Young people searching for work can often get stuck because they lack a powerful network of adults to advise them and connect them with ideas and opportunities. A major new national campaign that launched this week aims to help young people make those connections.
Led by the America’s Promise Alliance, which long has focused on high school graduation issues, the “YES Project"—short for Young, Employed and Successful—brings together more than 450 organizations across the country that work in education, business, philanthropy, and youth development. The idea is that they’d all contribute to a brain trust to help young adults develop the skills, connections, and support to find—and succeed in—jobs.
The aim of the initiative is to land jobs for at least 95 percent of young people ages 16 to 24 who are actively seeking work by the year 2030.
“For full employment to happen, it has to be a collective effort across all sectors,” said Nathaniel Cole, who is leading the YES Project for America’s Promise Alliance.
The campaign rests on a three-part idea: In order to succeed, young people need to be ready, connected, and supported. The moving parts of the initiative fall into those three areas, although some are more fully developed than others at this early stage.
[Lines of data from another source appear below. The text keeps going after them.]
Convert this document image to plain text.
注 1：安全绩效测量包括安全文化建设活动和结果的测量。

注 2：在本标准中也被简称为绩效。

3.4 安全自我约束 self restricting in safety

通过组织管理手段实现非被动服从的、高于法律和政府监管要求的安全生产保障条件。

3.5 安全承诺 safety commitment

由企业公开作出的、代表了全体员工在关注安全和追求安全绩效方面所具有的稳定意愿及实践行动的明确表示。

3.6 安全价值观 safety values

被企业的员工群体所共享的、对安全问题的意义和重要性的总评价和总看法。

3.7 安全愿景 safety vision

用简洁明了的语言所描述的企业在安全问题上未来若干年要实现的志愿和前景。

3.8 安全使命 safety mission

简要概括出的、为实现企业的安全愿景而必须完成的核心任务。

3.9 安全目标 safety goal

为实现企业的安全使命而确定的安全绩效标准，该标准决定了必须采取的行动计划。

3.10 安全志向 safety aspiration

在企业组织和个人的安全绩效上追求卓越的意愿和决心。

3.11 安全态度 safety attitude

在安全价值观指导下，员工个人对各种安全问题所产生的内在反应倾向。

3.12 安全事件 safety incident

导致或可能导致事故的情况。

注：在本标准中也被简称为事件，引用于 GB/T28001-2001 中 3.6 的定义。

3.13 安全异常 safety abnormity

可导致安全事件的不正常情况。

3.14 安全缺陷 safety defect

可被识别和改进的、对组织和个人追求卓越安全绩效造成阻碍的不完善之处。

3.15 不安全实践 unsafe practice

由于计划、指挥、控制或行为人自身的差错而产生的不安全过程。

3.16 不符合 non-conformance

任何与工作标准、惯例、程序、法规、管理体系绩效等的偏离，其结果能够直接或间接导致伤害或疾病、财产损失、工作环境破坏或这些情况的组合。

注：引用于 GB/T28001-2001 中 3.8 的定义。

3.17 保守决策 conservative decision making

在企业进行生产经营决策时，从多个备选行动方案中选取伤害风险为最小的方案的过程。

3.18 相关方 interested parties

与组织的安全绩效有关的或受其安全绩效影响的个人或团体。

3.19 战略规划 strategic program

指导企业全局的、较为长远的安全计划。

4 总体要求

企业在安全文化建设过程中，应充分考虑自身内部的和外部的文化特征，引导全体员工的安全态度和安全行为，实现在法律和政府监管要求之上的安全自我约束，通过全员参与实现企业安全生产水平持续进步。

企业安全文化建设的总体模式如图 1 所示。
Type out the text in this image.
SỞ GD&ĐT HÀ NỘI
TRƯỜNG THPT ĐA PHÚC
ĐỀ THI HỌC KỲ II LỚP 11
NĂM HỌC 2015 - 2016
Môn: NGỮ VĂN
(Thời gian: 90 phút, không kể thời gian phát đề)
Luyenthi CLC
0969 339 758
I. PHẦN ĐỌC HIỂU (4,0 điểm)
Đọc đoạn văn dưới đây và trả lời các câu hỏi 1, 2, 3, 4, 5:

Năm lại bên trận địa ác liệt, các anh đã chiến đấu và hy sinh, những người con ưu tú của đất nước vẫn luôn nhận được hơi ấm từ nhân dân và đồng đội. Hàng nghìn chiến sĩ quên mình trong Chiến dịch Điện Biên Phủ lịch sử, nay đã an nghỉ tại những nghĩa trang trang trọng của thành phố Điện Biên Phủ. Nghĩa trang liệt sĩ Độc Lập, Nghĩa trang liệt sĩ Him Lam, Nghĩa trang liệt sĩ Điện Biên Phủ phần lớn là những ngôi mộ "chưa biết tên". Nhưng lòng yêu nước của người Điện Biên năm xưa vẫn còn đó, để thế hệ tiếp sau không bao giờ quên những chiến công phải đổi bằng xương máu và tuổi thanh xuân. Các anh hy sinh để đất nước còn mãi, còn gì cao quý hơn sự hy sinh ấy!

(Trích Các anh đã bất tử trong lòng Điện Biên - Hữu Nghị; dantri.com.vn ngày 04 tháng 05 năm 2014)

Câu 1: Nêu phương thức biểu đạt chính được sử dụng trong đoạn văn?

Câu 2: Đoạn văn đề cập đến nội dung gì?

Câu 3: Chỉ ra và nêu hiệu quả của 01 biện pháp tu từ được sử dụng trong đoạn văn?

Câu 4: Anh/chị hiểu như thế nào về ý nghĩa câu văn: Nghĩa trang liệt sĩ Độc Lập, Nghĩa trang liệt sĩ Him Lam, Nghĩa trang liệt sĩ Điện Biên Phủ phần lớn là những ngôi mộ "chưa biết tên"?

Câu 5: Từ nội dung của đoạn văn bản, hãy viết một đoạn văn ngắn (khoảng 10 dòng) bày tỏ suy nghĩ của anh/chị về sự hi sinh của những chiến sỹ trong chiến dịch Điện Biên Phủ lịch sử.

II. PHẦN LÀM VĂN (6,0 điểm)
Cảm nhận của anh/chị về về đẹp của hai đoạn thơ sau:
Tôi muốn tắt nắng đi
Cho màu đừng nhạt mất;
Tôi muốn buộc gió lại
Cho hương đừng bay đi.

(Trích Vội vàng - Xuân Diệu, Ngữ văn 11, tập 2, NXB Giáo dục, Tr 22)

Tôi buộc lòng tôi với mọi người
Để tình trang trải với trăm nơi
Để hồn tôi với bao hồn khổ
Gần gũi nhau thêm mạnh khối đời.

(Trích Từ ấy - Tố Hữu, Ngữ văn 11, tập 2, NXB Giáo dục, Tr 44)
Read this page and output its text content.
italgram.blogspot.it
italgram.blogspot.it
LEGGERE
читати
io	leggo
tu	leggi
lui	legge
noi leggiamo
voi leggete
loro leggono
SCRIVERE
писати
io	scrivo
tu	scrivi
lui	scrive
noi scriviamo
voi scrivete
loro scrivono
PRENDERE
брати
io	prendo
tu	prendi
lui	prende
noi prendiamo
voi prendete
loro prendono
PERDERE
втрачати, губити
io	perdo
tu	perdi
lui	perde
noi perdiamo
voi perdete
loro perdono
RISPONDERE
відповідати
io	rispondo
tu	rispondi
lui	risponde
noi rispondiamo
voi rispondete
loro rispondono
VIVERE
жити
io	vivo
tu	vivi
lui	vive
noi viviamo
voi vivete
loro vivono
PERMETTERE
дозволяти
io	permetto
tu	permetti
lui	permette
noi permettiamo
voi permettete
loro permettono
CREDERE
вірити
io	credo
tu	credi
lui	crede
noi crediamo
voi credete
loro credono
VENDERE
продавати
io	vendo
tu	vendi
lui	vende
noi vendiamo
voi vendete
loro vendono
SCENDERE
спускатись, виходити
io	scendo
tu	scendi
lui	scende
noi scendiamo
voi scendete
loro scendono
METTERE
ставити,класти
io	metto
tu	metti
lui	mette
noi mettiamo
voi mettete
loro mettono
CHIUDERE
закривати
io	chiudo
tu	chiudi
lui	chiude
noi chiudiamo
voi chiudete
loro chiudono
LinkedIn will play a key role by supplying a platform on which adults can express interest in helping young people who are looking for work. It’s already running a #PlusOnePledge program, which encourages adults to help other adults outside their own networks. But for the new campaign, LinkedIn has added a #PledgeYES program, which will encourage adults to raise their hands in cyberspace to volunteer to help a young person.
That help could be something simple, like offering introductions to potential job connections, or it could be a little more involved: making yourself available to help young people draft resumes or cover letters, or offering ongoing mentoring.
To get involved, people who have LinkedIn profiles post a comment with #PledgeYES. LinkedIn then conveys that information to the YES Project. That, in turn, triggers a reach-out email that offers the volunteer some concrete steps they can take to contact organizations in their community—the YES Project’s national partners—that are helping young people with services like job training or internship placement, Cole said.
“There are lots of ways to support young people, and they don’t all involve being a mentor, or meeting one-on-one,” said Cole. “If you just simply open up your network and make connections, it will enhance the network of a young person. Sometimes that quick touch is good enough, and equally important.”
The YES Project’s own website will also facilitate those kinds of connections between adults and young people. When they sign up, adults will get an email from the initiative listing a half-dozen ways they can help, and organizations in their region they can contact to find ways to support young adults in building their work skills, finding a job, and thriving once they’re employed. The campaign will check in from time to time to see how volunteers are doing, and if they’ve made the connections they need to help younger people, Cole said.
Another part of the initiative focuses on learning lessons from four communities that are doing good work with young people who aren’t in school or working. They’ve given grants to these projects to support their work and learn more about it, so they can translate those lessons into expanded opportunities for young people. Those projects—part of the Aspen Institute’s Opportunity Youth Forum—are the Ancestral Lands Hopi Program on the Hopi Reservation in Arizona; Capital Workforce Partners in Hartford, Conn.; Thrive Chicago, and Austin’s Opportunity Youth Collaborative in Texas.